Any help greatly appreciated!


Solution

  • Here is how to reproduce the error you are seeing:

    import sympy
    import numpy
    
    zero = sympy.sympify('0')
    
    numpy.exp(zero)
    

    You will see the same exception you are seeing.

    You can fix this (inefficiently) by changing your code to the following to make things floating point.

    def sqeucl_dist(x, xs):
        return np.sum([np.vectorize(float)(i-j)**2 for i in x for j in xs], 
                      axis=1).reshape(x.shape[0], xs.shape[0])
    

    It will be better to fix your gradient function using lambdify.
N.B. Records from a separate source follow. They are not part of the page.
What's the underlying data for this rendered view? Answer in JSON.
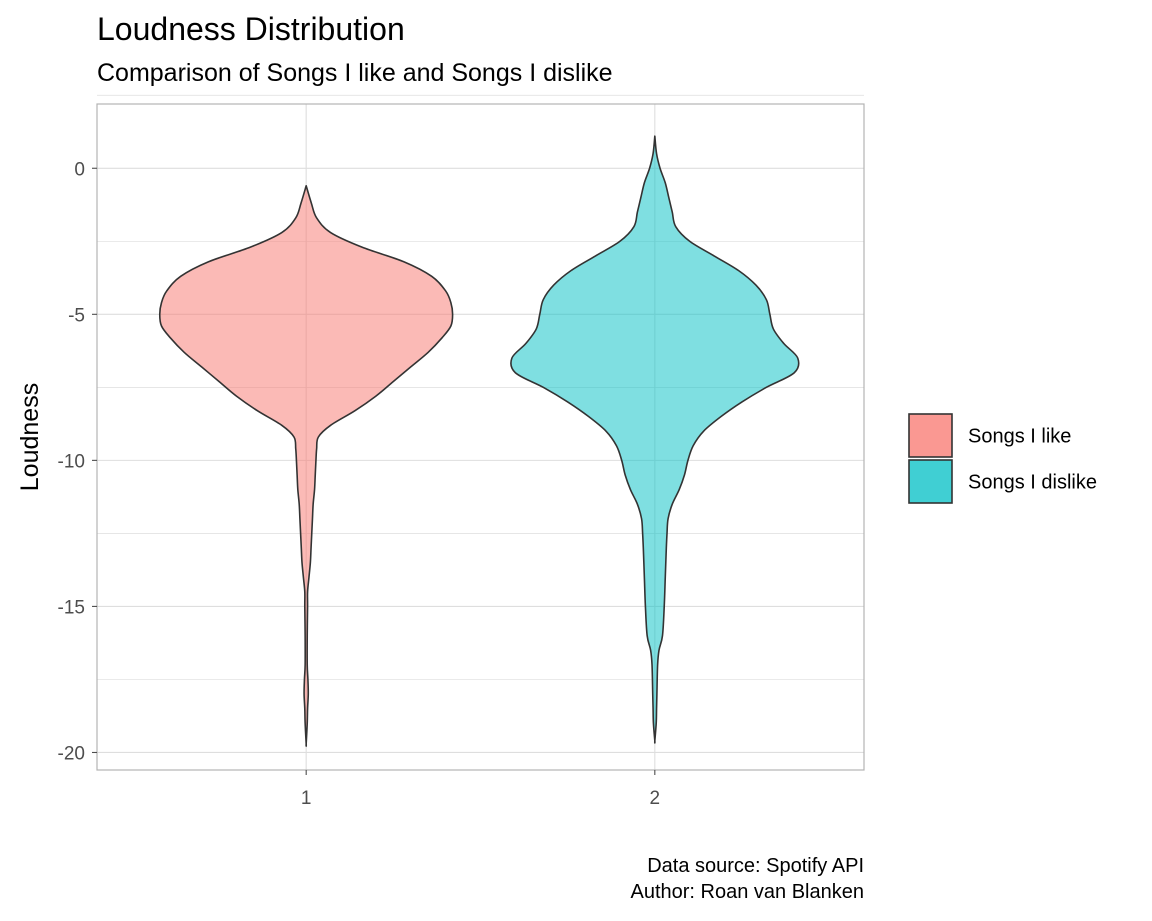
{
  "chart_data": {
    "type": "violin",
    "title": "Loudness Distribution",
    "subtitle": "Comparison of Songs I like and Songs I dislike",
    "xlabel": "",
    "ylabel": "Loudness",
    "caption": [
      "Data source: Spotify API",
      "Author: Roan van Blanken"
    ],
    "categories": [
      "1",
      "2"
    ],
    "x_ticks": [
      "1",
      "2"
    ],
    "y_ticks": [
      0,
      -5,
      -10,
      -15,
      -20
    ],
    "ylim": [
      -20.6,
      2.2
    ],
    "xlim": [
      0.4,
      2.6
    ],
    "grid": true,
    "legend_position": "right",
    "legend_labels": [
      "Songs I like",
      "Songs I dislike"
    ],
    "colors": {
      "like_fill": "#f8766d",
      "dislike_fill": "#00bfc4",
      "outline": "#333333",
      "grid": "#dedede",
      "panel_border": "#b3b3b3"
    },
    "series": [
      {
        "name": "Songs I like",
        "x": 1,
        "profile_loudness": [
          -0.6,
          -1.2,
          -1.7,
          -2.2,
          -2.7,
          -3.2,
          -3.7,
          -4.2,
          -4.6,
          -5.0,
          -5.4,
          -5.8,
          -6.3,
          -6.8,
          -7.3,
          -7.8,
          -8.3,
          -8.8,
          -9.2,
          -9.6,
          -10.0,
          -10.5,
          -11.0,
          -11.5,
          -12.0,
          -12.5,
          -13.0,
          -13.5,
          -14.0,
          -14.5,
          -15.0,
          -16.0,
          -17.0,
          -17.5,
          -18.0,
          -18.5,
          -19.0,
          -19.7
        ],
        "profile_halfwidth": [
          0.0,
          0.015,
          0.03,
          0.07,
          0.16,
          0.28,
          0.36,
          0.4,
          0.415,
          0.42,
          0.415,
          0.39,
          0.35,
          0.3,
          0.25,
          0.2,
          0.14,
          0.07,
          0.035,
          0.03,
          0.028,
          0.026,
          0.024,
          0.02,
          0.018,
          0.016,
          0.014,
          0.012,
          0.008,
          0.004,
          0.004,
          0.003,
          0.003,
          0.005,
          0.006,
          0.004,
          0.003,
          0.0
        ]
      },
      {
        "name": "Songs I dislike",
        "x": 2,
        "profile_loudness": [
          1.1,
          0.5,
          0.0,
          -0.5,
          -1.0,
          -1.5,
          -2.0,
          -2.5,
          -3.0,
          -3.5,
          -4.0,
          -4.5,
          -5.0,
          -5.5,
          -6.0,
          -6.5,
          -7.0,
          -7.5,
          -8.0,
          -8.5,
          -9.0,
          -9.5,
          -10.0,
          -10.5,
          -11.0,
          -11.5,
          -12.0,
          -12.5,
          -13.0,
          -14.0,
          -15.0,
          -16.0,
          -16.5,
          -17.0,
          -18.0,
          -18.5,
          -19.0,
          -19.6
        ],
        "profile_halfwidth": [
          0.0,
          0.005,
          0.015,
          0.03,
          0.04,
          0.05,
          0.06,
          0.1,
          0.17,
          0.24,
          0.29,
          0.32,
          0.33,
          0.34,
          0.37,
          0.41,
          0.4,
          0.32,
          0.25,
          0.19,
          0.14,
          0.11,
          0.095,
          0.085,
          0.07,
          0.05,
          0.038,
          0.035,
          0.033,
          0.03,
          0.027,
          0.022,
          0.012,
          0.008,
          0.006,
          0.005,
          0.004,
          0.0
        ]
      }
    ]
  }
}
    Here's an example of how lambdify can be used on partial d

    from sympy.abc import x, y, z
    expression = x**2 + sympy.sin(y) + z
    derivatives = [expression.diff(var, 1) for var in [x, y, z]]
    

    derivatives is now [2*x, cos(y), 1], a list of Sympy expressions. To create a function which will evaluate this numerically at a particular set of values, we use lambdify as follows (passing 'numpy' as an argument like that means to use numpy.cos rather than sympy.cos):

    derivative_calc = sympy.lambdify((x, y, z), derivatives, 'numpy')
    

    Now derivative_calc(1, 2, 3) will return [2, -0.41614683654714241, 1]. These are ints and numpy.float64s.

    A side note: np.exp(M) will calculate the element-wise exponent of each of the elements of M. If you are trying to do a matrix exponential, you need np.linalg.exmp.